CNSNews.com submitted six questions about this case to the Department of Justice’s press office on Friday, March 15, 2019 at 4:14 p.m.
Those questions were: 1) To which prosecutor was this case referred? 2) Why did the prosecutor decline to prosecute this FBI SSA? 3) Is this former FBI SSA receiving a pension from the federal government? 4) Was this FBI SSA, who resigned, allowed to keep his security clearance? 5) What is the name of the FBI contractor that hired this FBI agent when he was still on active duty with the FBI? 6) Was any action taken against this FBI contractor? If so, what was that action? If not, why not?
When DOJ did not respond, CNSNews.com submitted the questions again at 8:54 a.m. today. As of 5:00 p.m. today, DOJ still had not responded.

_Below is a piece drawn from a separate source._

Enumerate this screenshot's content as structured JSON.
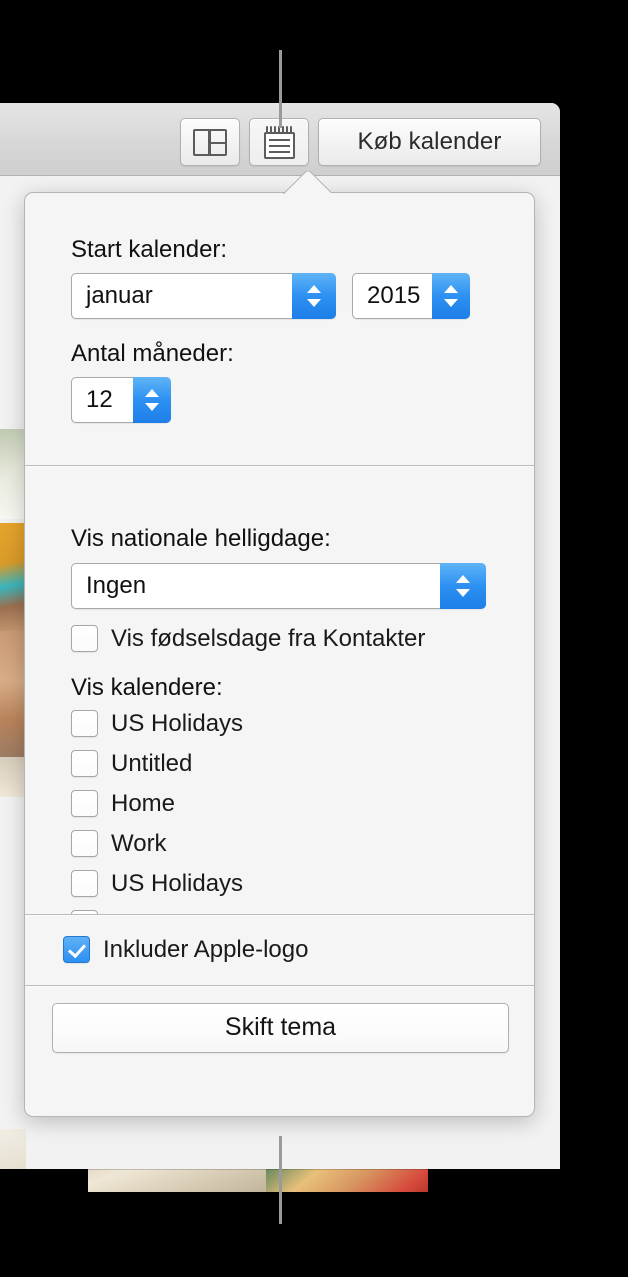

In relation to a previous case in which the Justice Department declined to prosecute a senior DOJ official whom the IG determined had sexually assaulted a subordinate, the DOJ indicated to CNSNews.com that it does not comment on investigative referrals that do not result in public charges and that it does not comment on personnel matters or the security clearances of specific individuals.
In response to inquiries from CNSNews.com about another case in which the DOJ declined to prosecute an FBI agent who mishandled classified information and provided misleading testimony, the DOJ provided a general explanation for who it handles referrals from its inspector general.

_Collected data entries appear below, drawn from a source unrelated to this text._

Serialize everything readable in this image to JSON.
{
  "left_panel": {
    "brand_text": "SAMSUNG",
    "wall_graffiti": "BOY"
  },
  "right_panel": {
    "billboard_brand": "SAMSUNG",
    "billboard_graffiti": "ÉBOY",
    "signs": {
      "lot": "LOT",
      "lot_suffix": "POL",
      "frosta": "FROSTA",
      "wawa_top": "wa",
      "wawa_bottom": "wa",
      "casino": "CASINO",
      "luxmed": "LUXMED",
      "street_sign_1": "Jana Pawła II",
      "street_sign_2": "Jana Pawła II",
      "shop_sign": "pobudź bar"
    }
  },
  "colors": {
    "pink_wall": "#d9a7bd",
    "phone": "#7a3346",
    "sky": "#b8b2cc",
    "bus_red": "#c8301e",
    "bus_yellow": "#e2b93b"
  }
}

“When the IG develops reasonable grounds to believe there has been a violation of Federal criminal law, the IG is required by the IG Act to refer the matter to a prosecutor,” a DOJ spokesperson told CNSNews.com then.
“The IG presents their cases directly to the prosecuting offices, and the prosecutors make the decisions about whether to accept or decline cases for prosecution,” DOJ said then. “Those decisions are made looking at the law and the facts.”
“The process by which a particular prosecuting office is chosen varies, and is primarily determined by the location where the alleged offense occurred, i.e., the proper venue for a prosecution,” said the DOJ. “There are instances in which the Department, through the ODAG [Office of the Deputy Attorney General], determines to what USAO [U.S. Attorney Office] we present our case, i.e., when a particular office may have a conflict and needs to be recused from handling the case.”